Depression — whether it’s your first episode or your fifth — is incredibly difficult. Characterized by low energy, feelings of hopelessness, sadness, and irritability, changes in sleep patterns, frequent crying, and social isolation, the symptoms of depression are usually hard to hide from other people. Friends and loved ones may express concern, encourage you to see a therapist, and get you up and moving, even when you don’t feel like it. They know that it’s hard to cure depression by lying in bed.

However, in a time of social distancing, depression may be hard for others to pick up on. Your usual support system may be confined to home and unable to come by and see how you are doing. They may be distracted and stressed from the current state of the world. Given all of this, you may be able to hide your depression more easily than usual. Hiding is not your friend, though.

Now is the time to dig down deep and fight your depression, which starts by acknowledging it. First, while you may be isolated, know you are not alone. A lot of people are going to be coping with depressive symptoms from the pandemic and its aftermath. Coronavirus, after all, has affected everyone. Fortunately, there are several things you can do to fight back.

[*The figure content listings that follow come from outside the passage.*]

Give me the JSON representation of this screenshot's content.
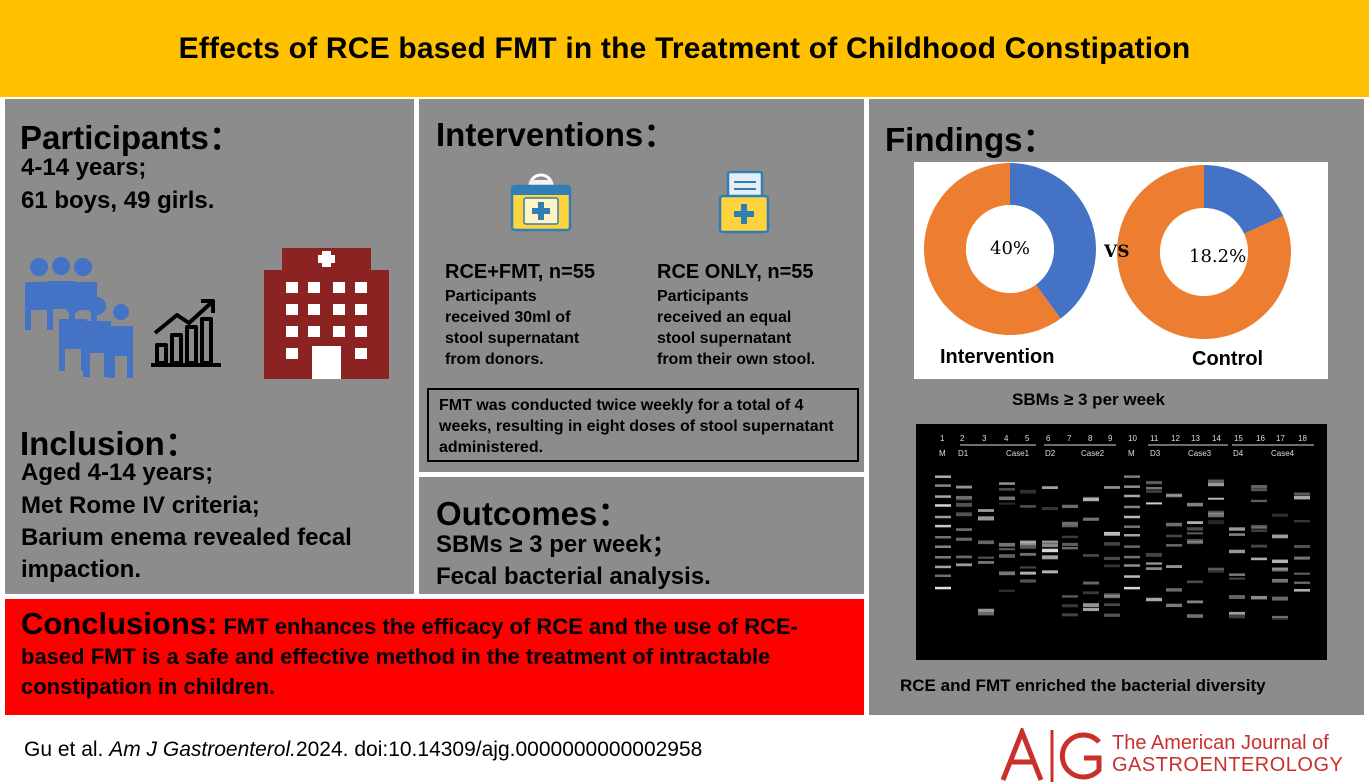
{
  "title": "Effects of RCE based FMT in the Treatment of Childhood Constipation",
  "participants": {
    "heading": "Participants：",
    "line1": "4-14 years;",
    "line2": "61 boys, 49 girls."
  },
  "inclusion": {
    "heading": "Inclusion：",
    "line1": "Aged 4-14 years;",
    "line2": "Met Rome IV criteria;",
    "line3": "Barium enema revealed fecal",
    "line4": "impaction."
  },
  "interventions": {
    "heading": "Interventions：",
    "arm1": {
      "title": "RCE+FMT, n=55",
      "desc1": "Participants",
      "desc2": "received 30ml of",
      "desc3": "stool supernatant",
      "desc4": "from donors."
    },
    "arm2": {
      "title": "RCE ONLY, n=55",
      "desc1": "Participants",
      "desc2": "received an equal",
      "desc3": "stool supernatant",
      "desc4": "from their own stool."
    },
    "note": "FMT was conducted twice weekly for a total of 4 weeks, resulting in eight doses of stool supernatant administered."
  },
  "outcomes": {
    "heading": "Outcomes：",
    "line1": "SBMs ≥ 3 per week；",
    "line2": "Fecal bacterial analysis."
  },
  "conclusion": {
    "label": "Conclusions:",
    "text": " FMT enhances the efficacy of RCE and the use of RCE-based FMT is a safe and effective method in the treatment of intractable constipation in children."
  },
  "findings": {
    "heading": "Findings：",
    "vs_label": "VS",
    "chart_caption": "SBMs ≥ 3 per week",
    "gel_caption": "RCE and FMT enriched the bacterial diversity"
  },
  "chart_data": {
    "type": "pie",
    "title": "",
    "charts": [
      {
        "name": "Intervention",
        "value_label": "40%",
        "slices": [
          {
            "value": 40,
            "color": "#4472c4"
          },
          {
            "value": 60,
            "color": "#ed7d31"
          }
        ]
      },
      {
        "name": "Control",
        "value_label": "18.2%",
        "slices": [
          {
            "value": 18.2,
            "color": "#4472c4"
          },
          {
            "value": 81.8,
            "color": "#ed7d31"
          }
        ]
      }
    ]
  },
  "gel": {
    "lane_numbers": [
      "1",
      "2",
      "3",
      "4",
      "5",
      "6",
      "7",
      "8",
      "9",
      "10",
      "11",
      "12",
      "13",
      "14",
      "15",
      "16",
      "17",
      "18"
    ],
    "group_labels": [
      "M",
      "D1",
      "Case1",
      "D2",
      "Case2",
      "M",
      "D3",
      "Case3",
      "D4",
      "Case4"
    ]
  },
  "footer": {
    "authors": "Gu et al. ",
    "journal_abbrev": "Am J Gastroenterol.",
    "year_doi": "2024. doi:10.14309/ajg.0000000000002958"
  },
  "journal_logo": {
    "line1": "The American Journal of",
    "line2": "GASTROENTEROLOGY"
  },
  "colors": {
    "title_bg": "#ffc000",
    "panel_bg": "#8c8c8c",
    "conclusion_bg": "#ff0000",
    "series_blue": "#4472c4",
    "series_orange": "#ed7d31",
    "hospital": "#8b2323",
    "people": "#4472c4",
    "logo_red": "#c9302c"
  }
}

5 Steps to Battle Depression

  1. Be honest about the state of your depression. If you are deeply depressed and/or having suicidal thoughts, you must reach out to a medical professional and get help immediately. You can also call the National Suicide Prevention Lifeline at 1-800-273-8255.
  2. Make small goals and celebrate small successes. Your goal may be something that sounds small like taking a shower for the first time in a few days. What we know about depression is that it fools your body and mind into feeling like even small tasks are insurmountable. In making these goals for yourself and keeping them, you are showing your depression that you are the boss of it.
  3. Don’t wait to do things until you “feel like it.” Depression means that you won’t feel like doing much of anything for a long time. Though it feels counter-intuitive, you will recover from depression faster if you start doing things even though you don’t want to. This means reaching out to a friend through text, walking your dog, or making a rule that you are not allowed to get back in bed before nightfall. A big portion of the battle is showing up for yourself.
  4. Get a guide to help chart the way. Whether you use a book, an app, or a counselor, you need some structure while you are working your way out of depression. A book or an app can get you started; a counselor can provide you with professional insight, support, and accountability to keep you progressing.
  5. Take steps to stay connected. Depression thrives in isolation so it is important that you make time for virtual meet-ups with friends and family. Be honest about how you are doing so the people in your life can offer support.

If you are struggling during this quarantine, please reach out to a therapist in your area. Many counselors are offering telemental health sessions now and can help you get the support you need.